In 1998, when Farrell realized that he didn't know how to manage that change, he hired someone who could. Jeff Lapin, 44, had run a number of different corporations, including House of Blues and Starwood Hotels & Resorts Worldwide Inc., a hotel ownership and management company. He has brought a wealth of tools and wisdom from his experience at those larger companies to his role as vice chairman of THQ. For Farrell, the adjustment has been simple and, in some ways, a relief. He has stopped managing and has started leading. He travels relentlessly now -- meeting with shareholders, stock analysts, and business partners, as well as creating alliances, goodwill, and a public image that nurtures the company's growth. Lapin stays at THQ's home office, running things with expert skill.

Yet Farrell hasn't disappeared into his travel itinerary. He still wanders the halls of THQ when he's there -- talking, encouraging, touching base with workers. He's still the leader, both inside and outside the company's walls. By his own behavior, by his own renunciation of old patterns and habits, the CEO has established a model for everyone else to follow: Narrow your span of control. Delegate. Give up cherished behavior. Let go of everything that you can't know or that you can't do. Do only what you can do best.

It's not hard to tell why Farrell's people love him -- why they want to see him and his smile appear in a doorway. He is affable and soft-spoken, a CEO with integrity in his blue eyes. On his office wall, he has a drawing of the church in Interlaken, Switzerland where he and his wife were married with only their parents as witnesses -- a human touch that speaks eloquently about the understated human tone that he sets for the company.

When Farrell realized that THQ had grown beyond his capacity to manage it the old way, he hired Lapin, who'd been on the company's board of directors since 1995. The two men were good friends. Lapin had run many companies, but he'd never taken a job as second-in-command. He was independently wealthy and saw it as a personal challenge to come aboard and to see if he could make things work. The styles of the two men were instantly compatible. Farrell could remain soft-spoken and be the nice guy with the creative vision, and Lapin could play the role of "man in black," the one who teaches people how to narrow spans of control, how to hire key professionals, and how to put in place professional reporting systems and work processes. He came in and smote what had been a scrappy, quirky little street-fighter of a company -- and that company began to behave itself.

"With Jeff, we have more professional communication with employees, more meetings, more information flow," Farrell says. "We maintain discipline. We tell people to set out a plan, make a good one, and execute on it. Make the date. Make the date. Make the date. We tend to have fewer people doing the same task, and we ask those people to do more."
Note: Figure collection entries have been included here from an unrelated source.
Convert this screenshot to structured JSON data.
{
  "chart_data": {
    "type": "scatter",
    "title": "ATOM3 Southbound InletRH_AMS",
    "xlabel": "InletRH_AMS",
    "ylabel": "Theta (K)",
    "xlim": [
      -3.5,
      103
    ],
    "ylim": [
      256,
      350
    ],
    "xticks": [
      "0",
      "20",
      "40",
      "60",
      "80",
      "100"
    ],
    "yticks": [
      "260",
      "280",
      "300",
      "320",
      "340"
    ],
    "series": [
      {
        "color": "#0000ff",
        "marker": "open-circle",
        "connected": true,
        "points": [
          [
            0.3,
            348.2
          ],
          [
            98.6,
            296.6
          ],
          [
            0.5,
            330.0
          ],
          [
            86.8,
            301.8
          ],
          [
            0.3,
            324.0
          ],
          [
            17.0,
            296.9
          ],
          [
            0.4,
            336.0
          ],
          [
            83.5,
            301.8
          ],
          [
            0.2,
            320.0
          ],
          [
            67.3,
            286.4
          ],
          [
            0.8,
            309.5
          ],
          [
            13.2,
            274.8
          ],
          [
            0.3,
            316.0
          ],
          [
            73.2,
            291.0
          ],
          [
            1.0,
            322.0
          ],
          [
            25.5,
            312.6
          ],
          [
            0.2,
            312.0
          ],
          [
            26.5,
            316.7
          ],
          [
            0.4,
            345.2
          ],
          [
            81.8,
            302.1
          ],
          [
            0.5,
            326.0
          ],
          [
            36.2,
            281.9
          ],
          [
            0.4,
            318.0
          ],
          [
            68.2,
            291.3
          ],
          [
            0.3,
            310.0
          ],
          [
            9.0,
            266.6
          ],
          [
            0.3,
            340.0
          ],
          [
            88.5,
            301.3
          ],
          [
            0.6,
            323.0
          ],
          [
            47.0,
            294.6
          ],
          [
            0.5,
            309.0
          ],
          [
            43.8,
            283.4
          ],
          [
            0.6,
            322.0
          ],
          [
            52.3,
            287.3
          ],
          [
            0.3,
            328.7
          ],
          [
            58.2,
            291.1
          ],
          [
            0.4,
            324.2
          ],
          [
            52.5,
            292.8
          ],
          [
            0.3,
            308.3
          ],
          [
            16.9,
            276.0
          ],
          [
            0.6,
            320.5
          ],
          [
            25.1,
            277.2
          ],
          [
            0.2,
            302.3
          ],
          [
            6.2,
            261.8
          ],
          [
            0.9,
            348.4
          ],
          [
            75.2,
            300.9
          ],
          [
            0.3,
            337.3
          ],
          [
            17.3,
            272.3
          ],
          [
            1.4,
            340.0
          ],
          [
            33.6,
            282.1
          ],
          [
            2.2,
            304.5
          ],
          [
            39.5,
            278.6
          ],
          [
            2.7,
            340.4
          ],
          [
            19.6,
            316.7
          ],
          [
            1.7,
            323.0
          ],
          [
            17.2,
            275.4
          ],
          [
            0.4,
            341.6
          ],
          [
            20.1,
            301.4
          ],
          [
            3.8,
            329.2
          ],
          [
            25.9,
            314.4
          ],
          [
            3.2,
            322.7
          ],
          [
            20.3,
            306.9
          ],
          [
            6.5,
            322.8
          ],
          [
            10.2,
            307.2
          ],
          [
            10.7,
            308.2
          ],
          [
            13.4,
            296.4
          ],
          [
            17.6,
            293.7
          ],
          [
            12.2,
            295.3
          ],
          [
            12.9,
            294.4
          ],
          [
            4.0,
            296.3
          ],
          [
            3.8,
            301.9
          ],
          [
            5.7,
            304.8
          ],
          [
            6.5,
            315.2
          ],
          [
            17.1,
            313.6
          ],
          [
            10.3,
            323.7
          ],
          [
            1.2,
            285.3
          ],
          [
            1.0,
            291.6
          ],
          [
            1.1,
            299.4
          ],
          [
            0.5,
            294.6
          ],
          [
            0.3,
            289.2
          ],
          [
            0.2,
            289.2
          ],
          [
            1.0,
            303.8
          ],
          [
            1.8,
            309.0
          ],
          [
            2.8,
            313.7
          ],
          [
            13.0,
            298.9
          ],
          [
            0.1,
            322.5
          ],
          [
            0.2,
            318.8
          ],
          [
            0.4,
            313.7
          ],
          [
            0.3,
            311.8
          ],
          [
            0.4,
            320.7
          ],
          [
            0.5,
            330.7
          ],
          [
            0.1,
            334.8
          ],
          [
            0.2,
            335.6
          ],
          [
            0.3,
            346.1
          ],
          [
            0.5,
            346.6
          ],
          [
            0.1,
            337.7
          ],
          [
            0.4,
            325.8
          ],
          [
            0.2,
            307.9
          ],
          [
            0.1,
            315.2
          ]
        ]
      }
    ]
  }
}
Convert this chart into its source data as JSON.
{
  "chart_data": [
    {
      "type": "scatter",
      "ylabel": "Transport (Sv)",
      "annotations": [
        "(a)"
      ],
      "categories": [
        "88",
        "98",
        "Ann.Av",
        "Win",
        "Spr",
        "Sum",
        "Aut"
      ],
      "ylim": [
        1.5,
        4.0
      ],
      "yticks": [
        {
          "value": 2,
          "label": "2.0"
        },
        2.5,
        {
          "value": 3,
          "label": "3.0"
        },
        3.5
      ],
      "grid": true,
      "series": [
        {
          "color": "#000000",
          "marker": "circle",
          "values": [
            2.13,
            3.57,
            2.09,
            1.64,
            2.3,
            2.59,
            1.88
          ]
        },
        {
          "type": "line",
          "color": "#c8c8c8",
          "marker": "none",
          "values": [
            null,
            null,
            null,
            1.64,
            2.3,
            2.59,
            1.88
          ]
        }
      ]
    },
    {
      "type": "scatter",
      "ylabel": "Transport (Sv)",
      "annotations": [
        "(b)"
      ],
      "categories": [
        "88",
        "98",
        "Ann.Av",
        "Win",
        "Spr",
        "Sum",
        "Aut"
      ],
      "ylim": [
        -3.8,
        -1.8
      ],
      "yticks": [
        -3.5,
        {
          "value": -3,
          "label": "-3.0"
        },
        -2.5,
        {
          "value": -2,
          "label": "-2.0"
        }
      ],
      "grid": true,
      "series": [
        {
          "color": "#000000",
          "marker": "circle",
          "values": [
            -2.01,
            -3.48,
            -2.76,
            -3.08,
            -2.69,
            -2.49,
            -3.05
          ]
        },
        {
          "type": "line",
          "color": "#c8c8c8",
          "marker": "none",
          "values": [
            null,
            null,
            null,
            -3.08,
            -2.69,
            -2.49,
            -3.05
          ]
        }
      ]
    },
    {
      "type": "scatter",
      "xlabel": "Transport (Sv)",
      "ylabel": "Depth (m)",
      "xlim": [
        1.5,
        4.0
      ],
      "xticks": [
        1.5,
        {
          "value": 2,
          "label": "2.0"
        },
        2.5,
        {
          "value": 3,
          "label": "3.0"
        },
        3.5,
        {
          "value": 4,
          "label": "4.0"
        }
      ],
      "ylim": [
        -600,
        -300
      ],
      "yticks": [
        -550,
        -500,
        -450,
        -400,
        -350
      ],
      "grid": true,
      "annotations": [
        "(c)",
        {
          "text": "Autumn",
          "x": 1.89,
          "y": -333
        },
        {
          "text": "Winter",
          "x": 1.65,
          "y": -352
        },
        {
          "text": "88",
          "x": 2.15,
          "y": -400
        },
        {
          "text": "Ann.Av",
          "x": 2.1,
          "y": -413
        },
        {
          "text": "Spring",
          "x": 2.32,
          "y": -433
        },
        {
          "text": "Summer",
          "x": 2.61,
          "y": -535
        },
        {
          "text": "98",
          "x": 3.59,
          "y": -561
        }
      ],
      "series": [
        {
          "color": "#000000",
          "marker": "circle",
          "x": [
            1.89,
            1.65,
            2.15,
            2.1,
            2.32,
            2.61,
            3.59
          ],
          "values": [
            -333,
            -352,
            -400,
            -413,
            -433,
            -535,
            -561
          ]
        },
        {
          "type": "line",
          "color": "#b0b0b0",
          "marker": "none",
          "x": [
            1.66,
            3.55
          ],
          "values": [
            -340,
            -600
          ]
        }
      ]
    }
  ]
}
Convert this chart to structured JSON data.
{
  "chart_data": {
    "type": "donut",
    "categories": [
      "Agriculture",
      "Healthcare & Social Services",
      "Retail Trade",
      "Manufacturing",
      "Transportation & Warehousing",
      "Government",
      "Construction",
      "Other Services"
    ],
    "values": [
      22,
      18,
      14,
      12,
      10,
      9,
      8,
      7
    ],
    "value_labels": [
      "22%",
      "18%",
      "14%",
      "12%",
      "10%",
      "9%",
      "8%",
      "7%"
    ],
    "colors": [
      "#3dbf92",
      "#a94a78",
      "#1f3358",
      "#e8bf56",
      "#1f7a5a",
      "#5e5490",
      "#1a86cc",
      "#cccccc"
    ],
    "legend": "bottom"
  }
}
Lapin, Farrell's alter ego, sits in his own office, looking like the embodiment of the CEO's dark side. He wears a black shirt, which he leaves unbuttoned, wide open at the collar to show his chest hair. Lapin has hazel eyes and curly black hair: He has practically the same driver's license description as Jones -- but with a dark tan and a sensuous face, a playboy's face, the face of a Hollywood agent (even though he manages his company more as a Jesuit would). Jones summarizes Lapin in a few sentences: "A man who doesn't pull any punches. He's the bottom line. Need the truth? He's the man to go to."